Katherine Vessenes, a U.S.-based consultant who helps financial services firms improve their data security and overall operations, notes identity theft is not yet a crime in Canada. Criminality only happens when that theft is combined with other fraud. While reported cases of ID theft are rising rapidly in the U.S., the trend hasn’t hit Canada as hard. “So now is the time to start protecting your clients,” she told advisors attending a session at Mackenzie University in Toronto this week.

To make her point, Vessenes told a chilling story. Recently, she and her husband were in a lawyer’s office arranging the estate details of a parent who had passed away. Her husband needed to e-mail a file that was on his laptop to the lawyer, so he hopped on the law firm’s WiFi while sitting in the conference room. As soon as he signed in to the wireless Internet hot spot and opened a web browser, he found he had access to every file in the firm’s networked database.

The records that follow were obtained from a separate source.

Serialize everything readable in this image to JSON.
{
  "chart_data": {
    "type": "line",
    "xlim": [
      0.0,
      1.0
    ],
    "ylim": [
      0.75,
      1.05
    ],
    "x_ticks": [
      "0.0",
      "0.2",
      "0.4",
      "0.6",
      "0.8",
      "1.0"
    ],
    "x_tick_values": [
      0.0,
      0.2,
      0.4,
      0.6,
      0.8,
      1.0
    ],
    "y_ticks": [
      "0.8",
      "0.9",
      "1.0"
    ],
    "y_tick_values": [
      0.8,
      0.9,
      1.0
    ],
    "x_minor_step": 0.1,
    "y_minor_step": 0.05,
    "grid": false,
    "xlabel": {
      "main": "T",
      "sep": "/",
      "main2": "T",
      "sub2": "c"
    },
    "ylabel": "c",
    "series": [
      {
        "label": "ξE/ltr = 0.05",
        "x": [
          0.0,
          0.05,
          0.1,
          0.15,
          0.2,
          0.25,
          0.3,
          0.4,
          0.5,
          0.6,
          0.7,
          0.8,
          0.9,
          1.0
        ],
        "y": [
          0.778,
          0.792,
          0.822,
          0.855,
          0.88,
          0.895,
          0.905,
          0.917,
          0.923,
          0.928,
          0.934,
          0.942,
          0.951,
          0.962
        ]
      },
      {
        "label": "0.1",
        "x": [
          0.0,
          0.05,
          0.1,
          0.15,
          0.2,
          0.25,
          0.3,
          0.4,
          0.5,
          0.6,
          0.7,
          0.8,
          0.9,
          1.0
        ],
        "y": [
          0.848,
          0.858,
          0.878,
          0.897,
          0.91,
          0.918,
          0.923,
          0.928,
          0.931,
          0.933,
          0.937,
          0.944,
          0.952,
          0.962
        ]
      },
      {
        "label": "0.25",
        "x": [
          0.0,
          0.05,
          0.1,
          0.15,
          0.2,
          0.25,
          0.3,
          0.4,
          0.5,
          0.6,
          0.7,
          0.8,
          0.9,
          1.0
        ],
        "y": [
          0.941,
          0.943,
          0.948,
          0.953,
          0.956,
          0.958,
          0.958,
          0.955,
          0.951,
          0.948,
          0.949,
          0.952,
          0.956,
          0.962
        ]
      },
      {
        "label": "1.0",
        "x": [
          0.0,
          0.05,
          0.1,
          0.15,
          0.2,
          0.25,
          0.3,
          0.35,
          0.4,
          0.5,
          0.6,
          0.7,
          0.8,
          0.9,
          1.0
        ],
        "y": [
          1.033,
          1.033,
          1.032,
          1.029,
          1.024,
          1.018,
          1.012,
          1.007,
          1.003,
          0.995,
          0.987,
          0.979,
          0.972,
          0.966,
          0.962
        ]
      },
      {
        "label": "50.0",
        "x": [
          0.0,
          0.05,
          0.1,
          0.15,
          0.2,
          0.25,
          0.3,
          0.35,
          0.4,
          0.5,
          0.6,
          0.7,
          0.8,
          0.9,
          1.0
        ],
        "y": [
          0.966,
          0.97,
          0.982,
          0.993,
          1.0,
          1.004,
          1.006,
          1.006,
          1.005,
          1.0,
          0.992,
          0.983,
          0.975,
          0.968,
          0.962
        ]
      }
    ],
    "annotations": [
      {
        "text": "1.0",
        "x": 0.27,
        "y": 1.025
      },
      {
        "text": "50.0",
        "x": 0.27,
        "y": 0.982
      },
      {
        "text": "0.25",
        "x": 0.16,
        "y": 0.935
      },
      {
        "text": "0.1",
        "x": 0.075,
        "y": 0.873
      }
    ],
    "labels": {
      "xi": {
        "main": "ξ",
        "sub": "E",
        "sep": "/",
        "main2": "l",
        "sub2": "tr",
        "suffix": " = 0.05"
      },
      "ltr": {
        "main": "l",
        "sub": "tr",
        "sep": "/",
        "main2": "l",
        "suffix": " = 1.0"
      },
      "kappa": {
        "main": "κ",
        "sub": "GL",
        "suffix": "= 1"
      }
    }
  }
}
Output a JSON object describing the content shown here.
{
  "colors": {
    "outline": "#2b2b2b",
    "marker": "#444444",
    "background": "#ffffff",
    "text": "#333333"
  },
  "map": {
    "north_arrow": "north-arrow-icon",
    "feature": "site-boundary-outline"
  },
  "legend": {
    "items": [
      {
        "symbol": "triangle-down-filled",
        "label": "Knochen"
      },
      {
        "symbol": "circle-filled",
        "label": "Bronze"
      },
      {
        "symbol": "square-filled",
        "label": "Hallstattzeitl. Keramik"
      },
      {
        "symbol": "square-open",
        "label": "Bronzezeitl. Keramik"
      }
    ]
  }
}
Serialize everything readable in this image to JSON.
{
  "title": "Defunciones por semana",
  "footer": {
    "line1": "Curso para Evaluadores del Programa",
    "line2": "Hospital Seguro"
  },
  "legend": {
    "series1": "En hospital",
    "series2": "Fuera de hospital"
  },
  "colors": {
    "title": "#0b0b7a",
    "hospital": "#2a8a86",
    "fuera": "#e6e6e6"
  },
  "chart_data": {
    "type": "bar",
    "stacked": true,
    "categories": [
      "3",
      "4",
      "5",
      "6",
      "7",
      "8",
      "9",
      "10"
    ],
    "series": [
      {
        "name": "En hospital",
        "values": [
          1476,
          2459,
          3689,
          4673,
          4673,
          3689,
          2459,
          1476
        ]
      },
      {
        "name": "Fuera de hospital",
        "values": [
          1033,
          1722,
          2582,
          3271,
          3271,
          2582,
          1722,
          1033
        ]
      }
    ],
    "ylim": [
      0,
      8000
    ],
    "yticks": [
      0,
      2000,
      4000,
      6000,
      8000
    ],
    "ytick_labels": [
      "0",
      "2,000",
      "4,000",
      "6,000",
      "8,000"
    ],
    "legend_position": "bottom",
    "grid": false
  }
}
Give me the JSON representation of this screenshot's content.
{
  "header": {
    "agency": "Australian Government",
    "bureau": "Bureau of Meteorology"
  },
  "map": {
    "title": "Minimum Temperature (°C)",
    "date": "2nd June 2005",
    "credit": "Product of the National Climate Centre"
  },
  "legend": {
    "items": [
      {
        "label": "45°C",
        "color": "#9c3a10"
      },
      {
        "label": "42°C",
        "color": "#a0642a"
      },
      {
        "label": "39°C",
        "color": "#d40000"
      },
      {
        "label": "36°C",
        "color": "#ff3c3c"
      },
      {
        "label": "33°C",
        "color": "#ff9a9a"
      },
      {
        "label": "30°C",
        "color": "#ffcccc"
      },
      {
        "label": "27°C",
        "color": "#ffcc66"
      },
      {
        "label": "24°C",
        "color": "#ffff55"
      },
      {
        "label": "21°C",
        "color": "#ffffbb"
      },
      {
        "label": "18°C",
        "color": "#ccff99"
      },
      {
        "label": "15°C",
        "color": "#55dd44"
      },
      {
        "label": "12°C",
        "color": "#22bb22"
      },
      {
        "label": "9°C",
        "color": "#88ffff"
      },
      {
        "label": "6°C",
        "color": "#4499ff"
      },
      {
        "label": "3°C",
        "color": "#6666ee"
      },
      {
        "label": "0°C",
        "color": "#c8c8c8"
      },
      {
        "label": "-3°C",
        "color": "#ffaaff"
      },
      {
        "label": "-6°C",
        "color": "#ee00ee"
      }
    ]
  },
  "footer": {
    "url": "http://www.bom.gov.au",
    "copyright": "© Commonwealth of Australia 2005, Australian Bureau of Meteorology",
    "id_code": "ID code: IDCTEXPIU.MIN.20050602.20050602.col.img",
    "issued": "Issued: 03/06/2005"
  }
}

To an identity thief, such an unprotected database is a goldmine. To the company failing to install data protections, it’s a lawsuit waiting to happen.

And advisors are equally vulnerable, says Vessenes, because they have all the intimate details on file — tax returns, credit information, SIN numbers, and perhaps even the mother’s maiden name. She offers a few tips on protecting client’s files:

  • Lock those filing cabinets and put someone in charge of file management. Make advisors sign out client files and return them as soon as they’re done using them.
  • Improve passwords by making people add numbers or symbols. Thieves that gain access to a firm’s computers can run a dictionary programme that tries word after word until it cracks into the system. Single words are no longer secure enough.
  • Keep client data on networks and not on hard drives, because thieves often take computer hardware and dissect the contents later. Laptops especially are easy to snatch.
  • Run background checks on all new hires and consider hiring a private detective agency to make inquiries.
  • Consider terminating at-risk employees — those with gambling or drinking problems — no matter how much they produce.
  • Send statements electronically. Thieves troll rich neighbourhoods by day and rifle mailboxes for information that can facilitate ID theft.
  • Shred anything you don’t need. If it’s sensitive and you don’t need it to run someone’s affairs, destroy it or return it to the client.